ILFC, American International Group Inc.’s aircraft-leasing unit, sold $1 billion of 8.25 percent 10-year notes in its third bond offering this year, Bloomberg data show.
Clearwire Sells Debt
Clearwire Corp., the Kirkland, Washington-based high-speed wireless network carrier 54-percent owned by Sprint Nextel Corp., sold $675 million of debt after saying last month it may not have enough funding to keep operating.
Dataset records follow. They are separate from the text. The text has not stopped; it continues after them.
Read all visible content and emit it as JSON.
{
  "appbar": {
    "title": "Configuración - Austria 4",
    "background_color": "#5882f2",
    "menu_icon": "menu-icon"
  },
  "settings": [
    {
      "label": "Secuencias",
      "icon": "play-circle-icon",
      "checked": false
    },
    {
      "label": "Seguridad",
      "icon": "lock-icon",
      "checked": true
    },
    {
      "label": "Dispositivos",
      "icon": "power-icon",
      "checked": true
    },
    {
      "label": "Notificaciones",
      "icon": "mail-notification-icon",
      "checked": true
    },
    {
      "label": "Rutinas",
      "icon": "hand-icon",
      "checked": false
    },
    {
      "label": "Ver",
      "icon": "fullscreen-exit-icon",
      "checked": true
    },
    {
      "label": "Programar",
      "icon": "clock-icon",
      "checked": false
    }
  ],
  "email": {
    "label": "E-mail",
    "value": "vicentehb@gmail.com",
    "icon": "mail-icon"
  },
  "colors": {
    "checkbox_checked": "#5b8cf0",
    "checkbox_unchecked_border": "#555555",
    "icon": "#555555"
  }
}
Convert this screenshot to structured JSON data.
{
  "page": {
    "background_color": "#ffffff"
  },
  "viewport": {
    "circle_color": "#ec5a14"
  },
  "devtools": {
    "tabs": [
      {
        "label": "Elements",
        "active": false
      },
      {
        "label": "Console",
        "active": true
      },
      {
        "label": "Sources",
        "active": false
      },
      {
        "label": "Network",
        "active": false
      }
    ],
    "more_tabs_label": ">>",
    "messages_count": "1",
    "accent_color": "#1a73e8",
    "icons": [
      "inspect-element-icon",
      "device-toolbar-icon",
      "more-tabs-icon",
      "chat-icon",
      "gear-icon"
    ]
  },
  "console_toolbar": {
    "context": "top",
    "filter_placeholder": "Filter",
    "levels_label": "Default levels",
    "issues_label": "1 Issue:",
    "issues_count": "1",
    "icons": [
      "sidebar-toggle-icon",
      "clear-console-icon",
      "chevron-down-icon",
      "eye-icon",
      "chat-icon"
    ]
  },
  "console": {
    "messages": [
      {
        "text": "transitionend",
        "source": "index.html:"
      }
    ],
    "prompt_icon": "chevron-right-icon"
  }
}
S&P rates the company CCC.
The company issued $175 million of first-priority senior secured notes due December 2015 and $500 million of second-priority secured debt due December 2017, according to data compiled by Bloomberg.
Clearwire sold the debt after disclosing in a Nov. 4 filing that continued losses and funding uncertainty “raises substantial doubt about our ability to continue.” A default could trigger a contract provision pulling Sprint, the third-largest U.S. mobile phone carrier, into default as well.
“Those lower-rated deals are getting a little more traction than they got six months ago,” said Andrew Feltus, a money manager at Pioneer Investment Management Inc. in Boston whose $2.8 billion Pioneer High Yield Fund has outperformed 91 percent of its peers in 2010, Bloomberg data show. “It’s just a little more life for the CCC type paper.”
High-yield volume has also been driven by a power shift to investors from borrowers, after Performance Food Group Co. and Bain Capital LLC’s Burlington Coat Factory Warehouse were among at least seven canceled offerings last week.
“The buy side has a little bit of an advantage now given what’s happened in the past few weeks in global markets,” said Sabur Moini, a money manager who oversees $1.7 billion of high-yield debt at Payden & Rygel in Los Angeles. “People seem more keen on playing the markets now than they did in the past three weeks.”
Hindalco Industries Ltd. unit Novelis Inc., Skillman, New Jersey-based ConvaTec Inc. and at least a dozen other high-yield companies are planning as much as $8.5 billion of debt sales, Bloomberg data show.
“You buy a risky asset class, you’re going to get corrections,” said Feltus, referring to last week’s drop in junk sales. “The question is ‘are they being driven by what’s going on in the market or external influences?’ As long as it’s external influences, you expect to see that market bounce back, which we have in the last 48 hours.”